Знал Федор и о том, что после окончания войны в силу всереспубликанской необходимости вырос на Левобережье у глубоких лесчаных карьеров довольно-таки большой авторемонтный завод. Сразу же стали на него свозить собранные на полях недавних боев танки, самоходки, грузовики – и со всем этим переправно-государственным делом плюс к прежним своим водным обязанностям управлялся старенький, но до поры до времени считавшийся расторопным паром. Однако расторопность расторопности рознь: у переправы скапливались все более длинные очереди подвод, машин и людей, в результате чего однажды откуда-то с верховья закопченный буксирчик притащил новенького – металлический паром на нескольких сваренных между собой понтонах и обрамленный отнюдь не исколоченно-деревянными, а стальными трубчатыми перилами. Правда, могутному новичку, принимавшему на свою Палубу по инструкции четыре грузовых автомашины, несколько подвод и до сотни людей, с самого начала резко не повезло: понтоны с первого же раза дружно протекли, сконфузившийся богатырь с полной загрузкой ушел на дно реки – и хорошо еще, что обошлось тогда без человеческих жертв.

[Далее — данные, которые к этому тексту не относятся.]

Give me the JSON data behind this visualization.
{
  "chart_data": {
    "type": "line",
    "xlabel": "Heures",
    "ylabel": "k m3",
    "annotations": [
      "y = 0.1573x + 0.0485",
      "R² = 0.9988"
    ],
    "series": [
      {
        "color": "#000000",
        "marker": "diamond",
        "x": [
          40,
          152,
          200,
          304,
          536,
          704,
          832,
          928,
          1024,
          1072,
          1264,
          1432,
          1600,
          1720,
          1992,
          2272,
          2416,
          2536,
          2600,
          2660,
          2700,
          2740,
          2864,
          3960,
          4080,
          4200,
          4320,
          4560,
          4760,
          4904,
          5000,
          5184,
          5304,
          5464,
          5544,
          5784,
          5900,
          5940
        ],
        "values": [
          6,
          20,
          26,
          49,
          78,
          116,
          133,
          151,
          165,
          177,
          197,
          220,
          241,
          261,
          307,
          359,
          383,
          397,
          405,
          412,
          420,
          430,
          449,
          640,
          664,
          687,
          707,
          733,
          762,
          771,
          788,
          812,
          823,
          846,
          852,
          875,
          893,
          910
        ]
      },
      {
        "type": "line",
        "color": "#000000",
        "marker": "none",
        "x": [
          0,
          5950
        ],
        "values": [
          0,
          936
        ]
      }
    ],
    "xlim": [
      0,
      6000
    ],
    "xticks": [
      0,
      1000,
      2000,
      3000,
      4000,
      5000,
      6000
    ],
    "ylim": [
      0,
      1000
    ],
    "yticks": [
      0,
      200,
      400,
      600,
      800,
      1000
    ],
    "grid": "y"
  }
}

– Похоже, со мной теперь решено, – вышептывает чиновничью фразу окончательно теряющий силы Чудак. – Больше я тут ни ради разведцентра, ни ради Леночки… Ладно, хоть еще номера на машине в нашлепках грязи, что твоя сковорода в оладьях…
А прежний паром, между прочим, снова как ни в чем не бывало стал над могилой соперника справляться даже со всевозраставшими перевозками, лишь время от времени принимая на денек-другой себе в подмогу старенький хриплоголосый буксир или вот еще катер, выделяемые городским пароходством. Нынешним утром Федор на этом-то самом на безотказном пароме и думал как раз о том, сможет ли он, потерявший столько крови, выбраться все же из кабины, убрать из-под передних колес грузовика подложенные под них кирпичи и затем, забравшись в кабину вновь, вырулить на берег.
– Нет, это уже все, – убеждает себя шепотом Чудак. – Это уже самый настоящий финиш… Каюк… Амба… Крышка… Конец…
Но финиш это или не финиш, а глаза Федора внимательно следят за тем, как паром причаливает к левому берегу и как на тесной палубе становится сейчас словно бы еще теснее – от легкой сутолоки и предразъездной суматохи. Взгляд Федора тщательно ощупывает там, на таящей одновременно и опасность и спасение суше, узенькую и дурно мощенную мостовую, да ржавую из-за ржавого водостока канаву, уводящую от той мостовой вправо, да склад из гофрированного железа (кто его знает, что или кто сейчас за тем складом!), да – вообще уже вдалеке – непролазные и необоримо притягательные кусты все еще мокрой от утренних рос крапивы. Так что же? Вперед? Только вперед? Вперед, и вперед, и вперед?